Something amazing happened after the furlough program was implemented. Morale went up. And then something unexpected happened: people who could afford to take more time off quietly picked up the furlough weeks of coworkers couldn’t afford the time off. This was never part of the program. This was something the people spontaneously did for each other.
This is not a story about furloughs or how to manage in a down economy. This is a story about what people do when they feel protected by their leaders. They protect each other and they protect the organization.
At The Curve, we have spent the last few years working to bring this philosophy back to a profession that, in too many cases, seems to have lost sight of it. That to “protect and serve” is more than a decal on a car door; it’s a mindset for leaders to guide them in leading their own people. It’s also a rallying cry for those who run America’s cities and counties.
The best leaders in policing learned the hard way that the profession is much more than “policing our communities.” It’s about culture and trust. The trust of those the police serve and the trust police have for each other, their leaders, and the city/county managers with whom they work. Policing cultures can happen by design or by default. The ones that are designed and managed have higher rates of morale, fewer scandals, lower crime rates, higher retention rates, and better relationships with the community. Those police cultures that happen by default, however, tend to struggle with some or all of those same metrics. (And don’t let numbers of arrests be an indicator as to the strength of the culture—there is little to no correlation.)
There is a huge opportunity for city managers to play a bigger role in what the culture of their police force can look like by hiring a police chief who understands the fundamentals of good leadership and how to build a strong, human-focused, corporate culture.
The Curve Is Leading the Movement
In the weeks after George Floyd’s murder, Simon Sinek, New York Times bestselling author and leadership expert, gathered together a small group of police chiefs and sheriffs from across the country and the political spectrum to connect over Zoom. He had gotten to know a few of us over the years and wanted to offer a safe place to connect during a time when it felt like the whole country hated everyone with a badge. The first calls felt less like strategy sessions and more like therapy. These were people who loved the profession and were as angry as everyone else and heartbroken by what was happening to the profession they had devoted their lives to.
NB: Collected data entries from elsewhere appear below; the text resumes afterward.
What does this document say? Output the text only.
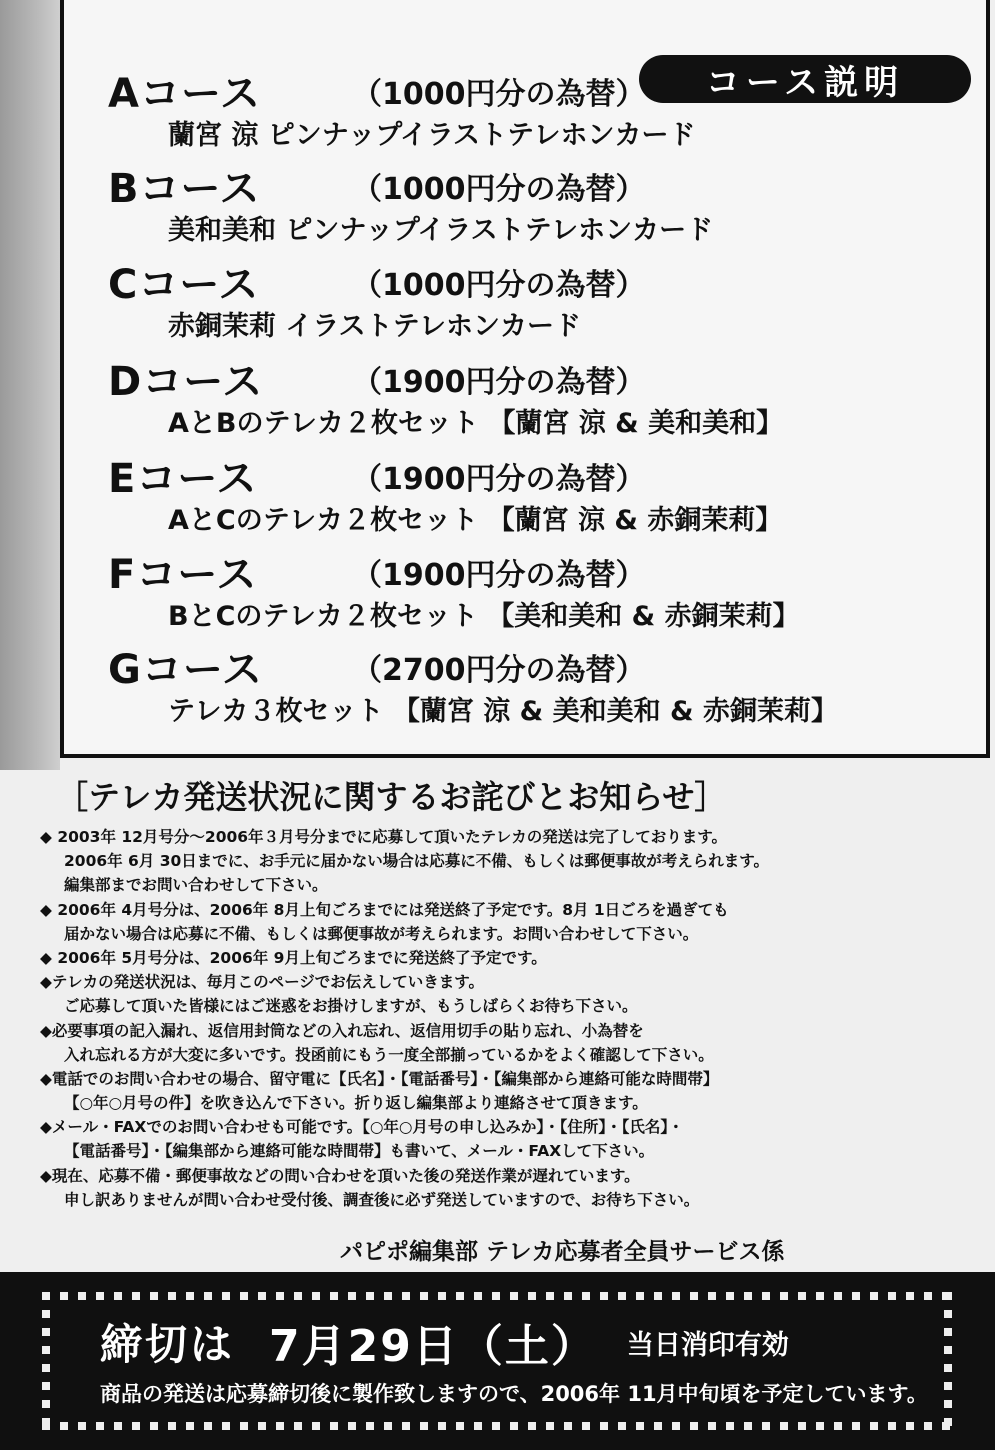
コース説明
Aコース	（1000円分の為替）
蘭宮 涼 ピンナップイラストテレホンカード
Bコース	（1000円分の為替）
美和美和 ピンナップイラストテレホンカード
Cコース	（1000円分の為替）
赤銅茉莉 イラストテレホンカード
Dコース	（1900円分の為替）
AとBのテレカ２枚セット 【蘭宮 涼 & 美和美和】
Eコース	（1900円分の為替）
AとCのテレカ２枚セット 【蘭宮 涼 & 赤銅茉莉】
Fコース	（1900円分の為替）
BとCのテレカ２枚セット 【美和美和 & 赤銅茉莉】
Gコース	（2700円分の為替）
テレカ３枚セット 【蘭宮 涼 & 美和美和 & 赤銅茉莉】
［テレカ発送状況に関するお詫びとお知らせ］
◆ 2003年 12月号分〜2006年３月号分までに応募して頂いたテレカの発送は完了しております。
2006年 6月 30日までに、お手元に届かない場合は応募に不備、もしくは郵便事故が考えられます。
編集部までお問い合わせして下さい。
◆ 2006年 4月号分は、2006年 8月上旬ごろまでには発送終了予定です。8月 1日ごろを過ぎても
届かない場合は応募に不備、もしくは郵便事故が考えられます。お問い合わせして下さい。
◆ 2006年 5月号分は、2006年 9月上旬ごろまでに発送終了予定です。
◆テレカの発送状況は、毎月このページでお伝えしていきます。
ご応募して頂いた皆様にはご迷惑をお掛けしますが、もうしばらくお待ち下さい。
◆必要事項の記入漏れ、返信用封筒などの入れ忘れ、返信用切手の貼り忘れ、小為替を
入れ忘れる方が大変に多いです。投函前にもう一度全部揃っているかをよく確認して下さい。
◆電話でのお問い合わせの場合、留守電に【氏名】・【電話番号】・【編集部から連絡可能な時間帯】
【○年○月号の件】を吹き込んで下さい。折り返し編集部より連絡させて頂きます。
◆メール・FAXでのお問い合わせも可能です。【○年○月号の申し込みか】・【住所】・【氏名】・
【電話番号】・【編集部から連絡可能な時間帯】も書いて、メール・FAXして下さい。
◆現在、応募不備・郵便事故などの問い合わせを頂いた後の発送作業が遅れています。
申し訳ありませんが問い合わせ受付後、調査後に必ず発送していますので、お待ち下さい。
パピポ編集部 テレカ応募者全員サービス係
締切は 7月29日（土） 当日消印有効
商品の発送は応募締切後に製作致しますので、2006年 11月中旬頃を予定しています。
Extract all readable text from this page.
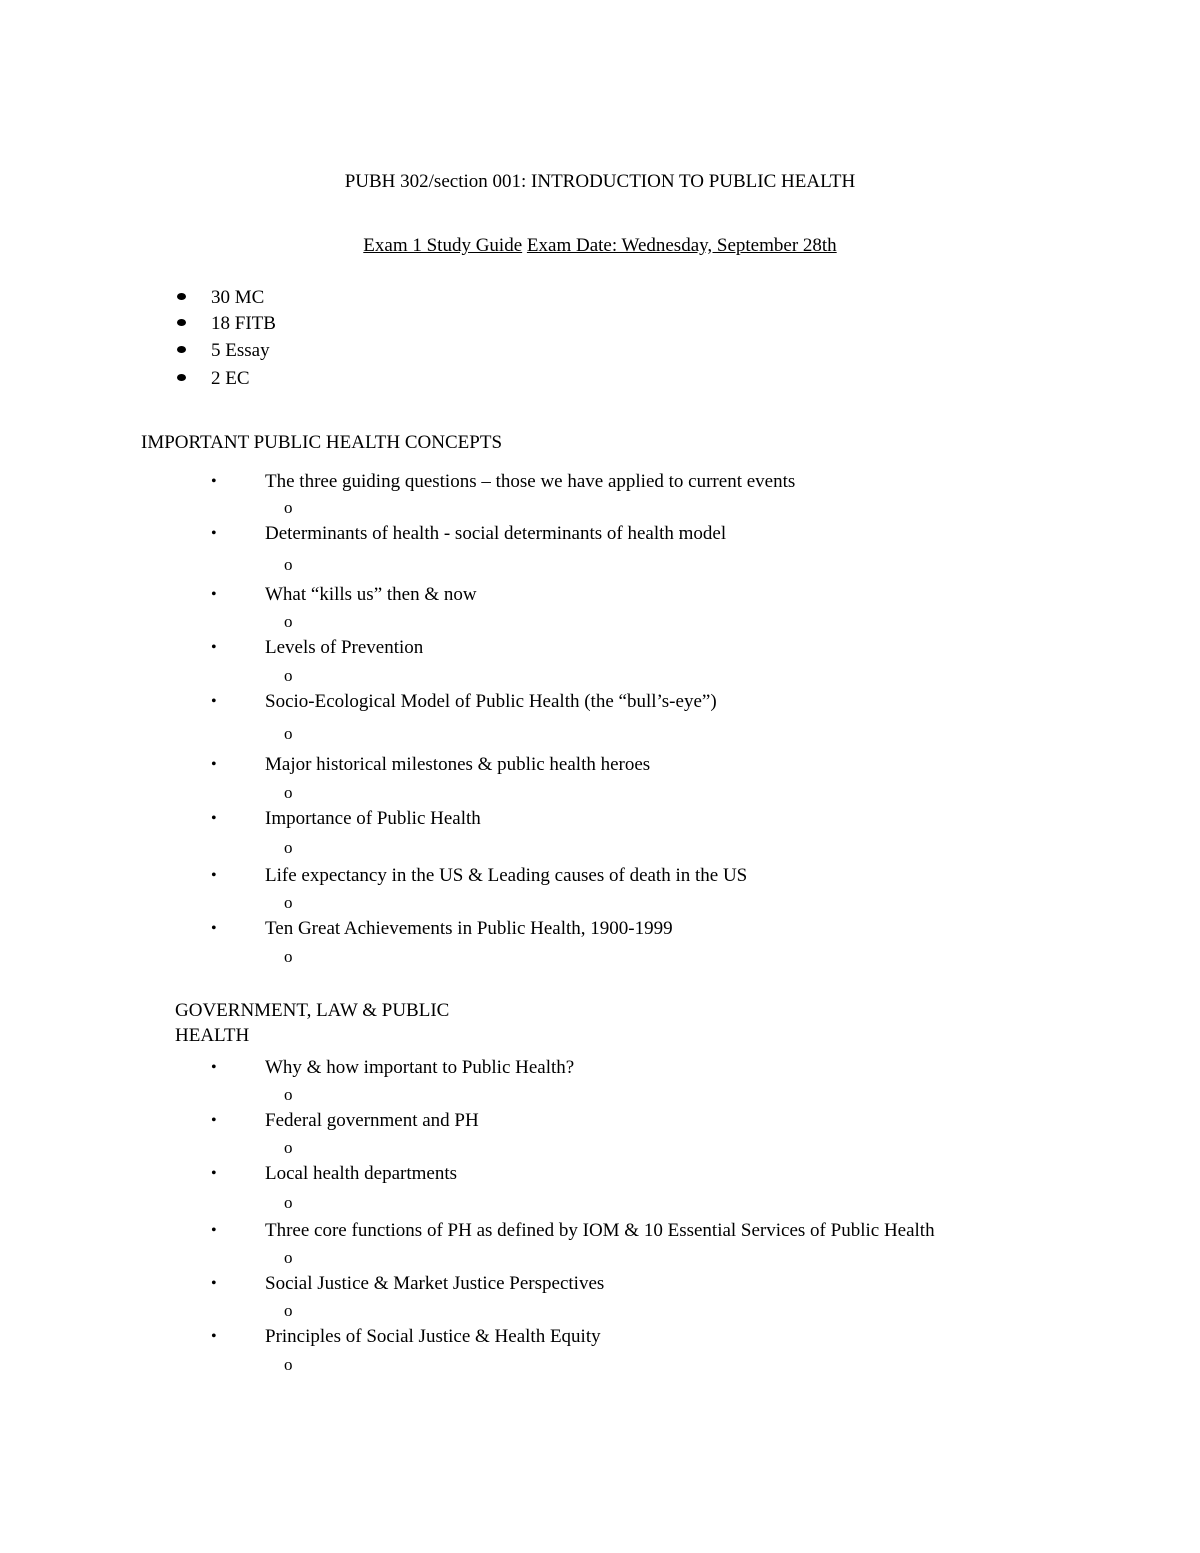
PUBH 302/section 001: INTRODUCTION TO PUBLIC HEALTH
Exam 1 Study Guide Exam Date: Wednesday, September 28th
30 MC
18 FITB
5 Essay
2 EC
IMPORTANT PUBLIC HEALTH CONCEPTS
•	The three guiding questions – those we have applied to current events
o
•	Determinants of health - social determinants of health model
o
•	What “kills us” then & now
o
•	Levels of Prevention
o
•	Socio-Ecological Model of Public Health (the “bull’s-eye”)
o
•	Major historical milestones & public health heroes
o
•	Importance of Public Health
o
•	Life expectancy in the US & Leading causes of death in the US
o
•	Ten Great Achievements in Public Health, 1900-1999
o
GOVERNMENT, LAW & PUBLIC
HEALTH
•	Why & how important to Public Health?
o
•	Federal government and PH
o
•	Local health departments
o
•	Three core functions of PH as defined by IOM & 10 Essential Services of Public Health
o
•	Social Justice & Market Justice Perspectives
o
•	Principles of Social Justice & Health Equity
o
After about the third call, the conversation turned. The calls moved from therapy to what can we do about it. Simon asked simply, “What’s the problem with the profession?” What was the real cause of the abuses? It was tempting to say “racism” or “a few bad officers” and stop there. But the deeper the group dug, the more they kept landing on the same word. Culture. And if culture is set by leaders, then the near total absence of real leadership development in the profession wasn’t a side issue. It was the issue.
Most of that original group decided to work together to help fix the problem. And thus, The Curve was born: a nonprofit founded by working chiefs and sheriffs who were already ahead of the curve in their own agencies. The Curve exists to serve leaders and aspiring police leaders as they modernize their cultures and grow the next generation of leaders. The Curve is so named because it serves the early adopters, those who want to help fuel a movement and find the tipping point that can change the whole profession for the better—for those who work in the profession and for those they serve.
The Purpose of Policing Is More Than What We Do
After George Floyd, there were some who called for the outright defunding of police. Instead of simply being defensive or angry, we decided to challenge ourselves. We did something few in the profession ever do—ask ourselves why we exist. What is the purpose of police?
Most officers will tell you they work in “law enforcement” or that their job is “to protect and serve.” But enforcing the law is only one aspect of the job, and “protect and serve” too often ends up as a slogan on the side of a car. We realized that most police themselves didn’t have a sense of their own purpose. A good purpose statement inspires. It also offers clear guidance about how to make a decision at 2:00 a.m. when there is no policy manual at hand. And it turns out, there is a very good reason for police. Police exist to protect the vulnerable from harm. When someone is the victim of a crime, they are the vulnerable to be protected. And as soon as a police officer places a suspect in handcuffs, that suspect then becomes the vulnerable one. Even our own employees can be vulnerable and it’s up to leaders to protect them as well.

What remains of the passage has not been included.